Fortunately, at least ten persons of New England Indian ancestry have recorded their own folklore. The most prominent of the Indian authors is an eighty-five-year-old Mohegan, Gladys Tantaquidgeon, who lives in a brown-shingled cottage atop Mohegan Hill in Uncasville, Connecticut, where she still bakes cornmeal muffins and drinks her afternoon tea. In her youth Tantaquidgeon studied anthropology with Speck at the University of Pennsylvania and conducted field research during several summers in Gay Head and Mashpee, Massachusetts, in the late 1920s and early 1930s; in addition she has done extensive work on Mohegan medical lore, beliefs, and legends. She published much of this material but generously gave me access to her Mashpee and Gay Head field notes, including many important and heretofore unpublished texts about culture heroes, buried treasure, witches, ghosts, and other legendary subjects that no one except a well-connected and traditional Indian would have been able to obtain. Nothing quite like these traditions has been recorded in this area before or since.4 The Narragansett, under the auspices of Princess Red Wing, began a journal in the 1930s, The Narragansett Dawn, that featured folklore contributions by Red Wing and other Narragansetts who, in keeping with the the Pan-Indian spirit that appeared about this time, also identified themselves by Indian names.5
Although the Christian Indians of Massachusetts had been literate in their own language from the seventeenth to the late eighteenth centuries, they limited their writing mainly to public records and did not record folklore. Only one Algonquian speaker from the whole southern New England region, Fidelia Fielding of Mohegan, wrote of religious experiences and folklore in her native language. Speck also collected from Fielding the only legend to have been narrated and recorded in a southern New England tongue. All others who reported Indian narratives did so in English. One prominent contributor to Gay Head folklore, Mary Cleggett Vanderhoop, was of partial Indian ancestry, but from Pennsylvania and not New England. Vanderhoop moved to Gay Head on Martha’s Vineyard after marrying a man from that community and became an authority on their traditions around the turn of the twentieth century (Vanderhoop 1904). Her daughter, Nanetta Madison, also compiled a manuscript collection of Gay Head legends which I had the good fortune to be able to include in this research. In addition, I wrote down or tape-recorded a sizable collection of texts during field visits to Gay Head, Mashpee, Charlestown, Mohegan, and other nearby towns in southern New England in 1981, 1983, and 1984.
III
No author, English or Indian, provided an Indian folk-classification of oral narrative genres. Thus I have drawn upon categories, such as memorate, legend, myth, and folktale, from comparative folklore scholarship to refer to the Indian texts.
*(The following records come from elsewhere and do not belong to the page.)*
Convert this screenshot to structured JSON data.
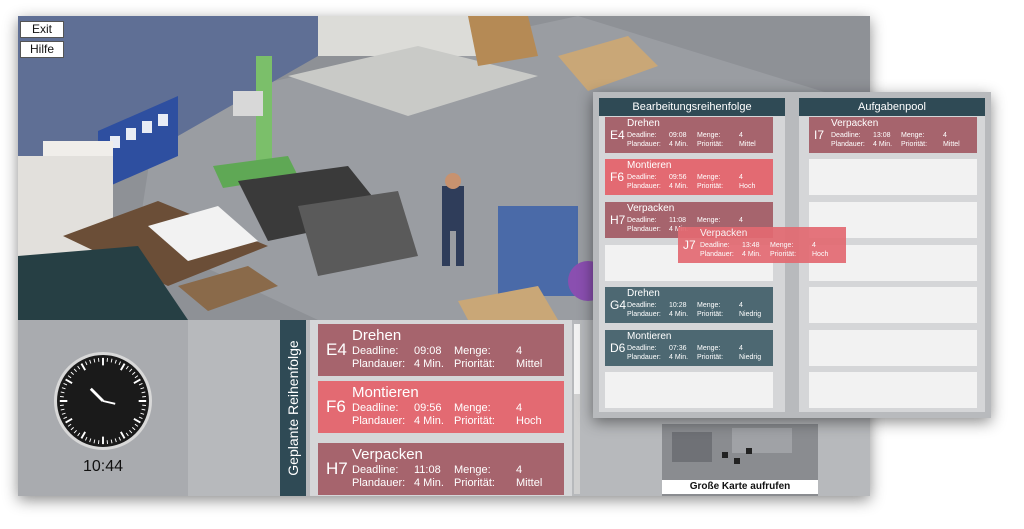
{
  "top_buttons": {
    "exit": "Exit",
    "help": "Hilfe"
  },
  "clock": {
    "time": "10:44"
  },
  "queue": {
    "label": "Geplante Reihenfolge",
    "field_labels": {
      "deadline": "Deadline:",
      "duration": "Plandauer:",
      "quantity": "Menge:",
      "priority": "Priorität:"
    },
    "cards": [
      {
        "code": "E4",
        "title": "Drehen",
        "deadline": "09:08",
        "duration": "4 Min.",
        "quantity": "4",
        "priority": "Mittel"
      },
      {
        "code": "F6",
        "title": "Montieren",
        "deadline": "09:56",
        "duration": "4 Min.",
        "quantity": "4",
        "priority": "Hoch"
      },
      {
        "code": "H7",
        "title": "Verpacken",
        "deadline": "11:08",
        "duration": "4 Min.",
        "quantity": "4",
        "priority": "Mittel"
      }
    ]
  },
  "map_button": "Große Karte aufrufen",
  "overlay": {
    "left_header": "Bearbeitungsreihenfolge",
    "right_header": "Aufgabenpool",
    "field_labels": {
      "deadline": "Deadline:",
      "duration": "Plandauer:",
      "quantity": "Menge:",
      "priority": "Priorität:"
    },
    "sequence": [
      {
        "code": "E4",
        "title": "Drehen",
        "deadline": "09:08",
        "duration": "4 Min.",
        "quantity": "4",
        "priority": "Mittel"
      },
      {
        "code": "F6",
        "title": "Montieren",
        "deadline": "09:56",
        "duration": "4 Min.",
        "quantity": "4",
        "priority": "Hoch"
      },
      {
        "code": "H7",
        "title": "Verpacken",
        "deadline": "11:08",
        "duration": "4 Min.",
        "quantity": "4",
        "priority": ""
      },
      {
        "code": "G4",
        "title": "Drehen",
        "deadline": "10:28",
        "duration": "4 Min.",
        "quantity": "4",
        "priority": "Niedrig"
      },
      {
        "code": "D6",
        "title": "Montieren",
        "deadline": "07:36",
        "duration": "4 Min.",
        "quantity": "4",
        "priority": "Niedrig"
      }
    ],
    "pool": [
      {
        "code": "I7",
        "title": "Verpacken",
        "deadline": "13:08",
        "duration": "4 Min.",
        "quantity": "4",
        "priority": "Mittel"
      }
    ],
    "dragging": {
      "code": "J7",
      "title": "Verpacken",
      "deadline": "13:48",
      "duration": "4 Min.",
      "quantity": "4",
      "priority": "Hoch"
    }
  }
}
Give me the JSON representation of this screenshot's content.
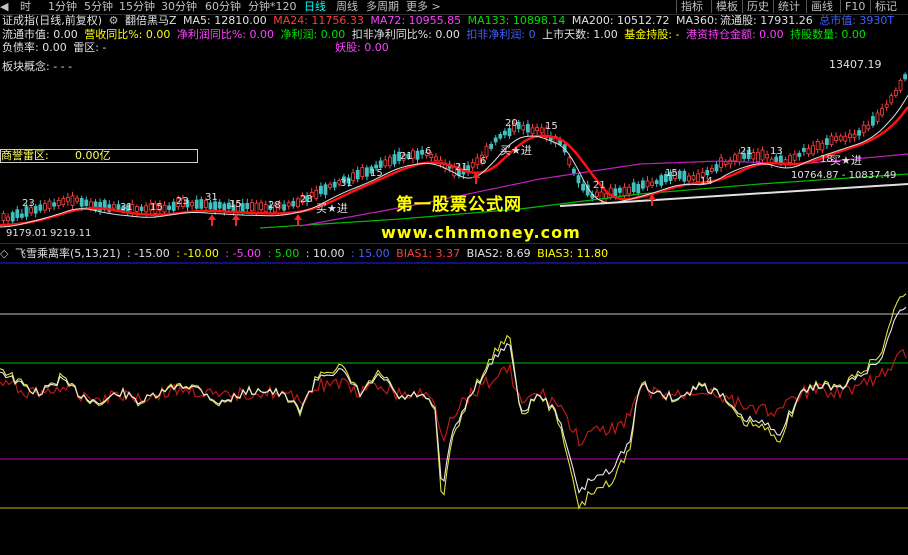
{
  "periods": [
    "1分钟",
    "5分钟",
    "15分钟",
    "30分钟",
    "60分钟",
    "分钟*120",
    "日线",
    "周线",
    "多周期",
    "更多 >"
  ],
  "period_first": "时",
  "toolbar_right": [
    "指标",
    "模板",
    "历史",
    "统计",
    "画线",
    "F10",
    "标记"
  ],
  "info_row1": {
    "name": "证成指(日线,前复权)",
    "indicator": "翻倍黑马Z",
    "ma5": "MA5: 12810.00",
    "ma24": "MA24: 11756.33",
    "ma72": "MA72: 10955.85",
    "ma133": "MA133: 10898.14",
    "ma200": "MA200: 10512.72",
    "ma360": "MA360: -",
    "float_shares": "流通股: 17931.26",
    "total_mv": "总市值: 3930T"
  },
  "info_row2": {
    "float_mv": "流通市值: 0.00",
    "rev_growth": "营收同比%: 0.00",
    "np_growth": "净利润同比%: 0.00",
    "net_profit": "净利润: 0.00",
    "deduct_growth": "扣非净利同比%: 0.00",
    "deduct_np": "扣非净利润: 0",
    "list_days": "上市天数: 1.00",
    "fund_hold": "基金持股: -",
    "hk_hold": "港资持仓金额: 0.00",
    "hold_qty": "持股数量: 0.00"
  },
  "info_row3": {
    "debt_ratio": "负债率: 0.00",
    "leiqu": "雷区: -",
    "yaobao": "妖股: 0.00"
  },
  "sector": "板块概念:    - - -",
  "leiqu_box": {
    "label": "商誉雷区:",
    "value": "0.00亿"
  },
  "price_labels": {
    "high": "13407.19",
    "mid": "10764.87 - 10837.49",
    "low": "9179.01",
    "low2": "9219.11"
  },
  "chart_marks": {
    "buy": "买★进",
    "nums": [
      "23",
      "31",
      "15",
      "23",
      "31",
      "15",
      "28",
      "23",
      "31",
      "15",
      "21",
      "6",
      "21",
      "6",
      "20",
      "15",
      "21",
      "15",
      "14",
      "21",
      "13",
      "18"
    ]
  },
  "watermark": {
    "line1": "第一股票公式网",
    "line2": "www.chnmoney.com"
  },
  "lower_info": {
    "name": "飞雪乘离率(5,13,21)",
    "v1": ": -15.00",
    "v2": ": -10.00",
    "v3": ": -5.00",
    "v4": ": 5.00",
    "v5": ": 10.00",
    "v6": ": 15.00",
    "bias1": "BIAS1: 3.37",
    "bias2": "BIAS2: 8.69",
    "bias3": "BIAS3: 11.80"
  },
  "colors": {
    "red": "#ff3c3c",
    "yellow": "#ffff00",
    "magenta": "#ff40ff",
    "green": "#00e000",
    "white": "#e0e0e0",
    "blue": "#2020ff"
  }
}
The memorate is a concrete account of a personal encounter with the supernatural. Reverend Harold Mars of the Narragansett country told me one such memorate that he experienced in his youth: “The hour was rather late . . . as I came up what we call Belmont Avenue in Wakefield, when I was suddenly reminded that that headless horse was just ahead, and true enough I saw the headless horse, a white horse with no head” (H. Mars 1983). The memorate can be communicated in the first person or it can be retold by others who did not share the experience. Memorates told over and over again by second, third, and subsequent parties may lose their individual details and approximate the more impersonal and collective genre of legend. Folklorists have interpreted memorate experiences in ways that parallel functional and structural explanations in anthropology. Lauri Honko, for example, argued that Finnish spirit beliefs support social norms and that persons who violate such norms through negligence, drunkenness, quarreling, and so on are the ones most likely to encounter a supernatural figure that warns or punishes them for their behavior (Honko 1964:17–18). Folklorists also attribute such experiences to situations of great stress, anxiety, and change (Honko 1965:172; Lindow 1978:45–59; Ward 1977:220). Despite the spontaneous and authentic qualities of the experiences narrated in memorates, the genre is governed by custom, and the visions follow wellworn paths. New England Indians experience supernatural visits from their own storehouse of cultural creations and not from Finnish barn spirits.6
Legends are set in real places in the recent or more distant past and pertain to culture heroes, ghosts, witches, and fairies as well as to real people. Some legends and memorates, known as negative legends and memorates, end by explaining seemingly extraordinary experiences in commonsense terms. Harold Mars, for example, ended the memorate of the headless horse by disclosing that the horse had been grazing behind a stone wall that concealed its head. Scholars have attributed a number of functions to legend. The Grimm brothers and Bronislaw Malinowski commented on the ways in which legend animates the landscape and strengthens the bond between living people, their environment, and their past (Malinowski [1922] 1961:298; Ward 1981:3). Folklorists see the legend as an improvisational art that is loosely structured if structured at all. Like the memorate, and in contrast to myths and folktales, legend content is particularly sensitive to social and historical changes, and legends are constantly proliferating to the point that they are difficult to classify. With few exceptions, all the New England Indian folklore materials are memorates and legends.7
Myths generally are thought to be truthful accounts of what happened in the earliest possible time; they account for basic creation, are sacred, and provide the authority for existing social institutions, religious beliefs, and ritual (Bascom 1965:4). Anthropologists and folklorists have studied myth far more than any other narrative genre, and a large literature exists on the social and psychological functions of myth, its symbolism, and structure. One dominant interpretation is that myth reinforces the solidarity and identity of the group. Claude Lévi-Strauss, the preeminent figure in myth research, is less concerned with the functions that can be attributed to myth than with its meaning, which he locates in universal organizing principles of mythical thought and the relationships of these principles to the working of the human mind (Lévi-Strauss 1962). We know far less about New England Indian myths than we do about their legends and memorates, for although early Europeans recorded bits of indigenous mythology, Christianity swept this genre away, or rather, replaced it with Christianity’s own biblical equivalents. Myth forms a tiny part of the corpus of this study.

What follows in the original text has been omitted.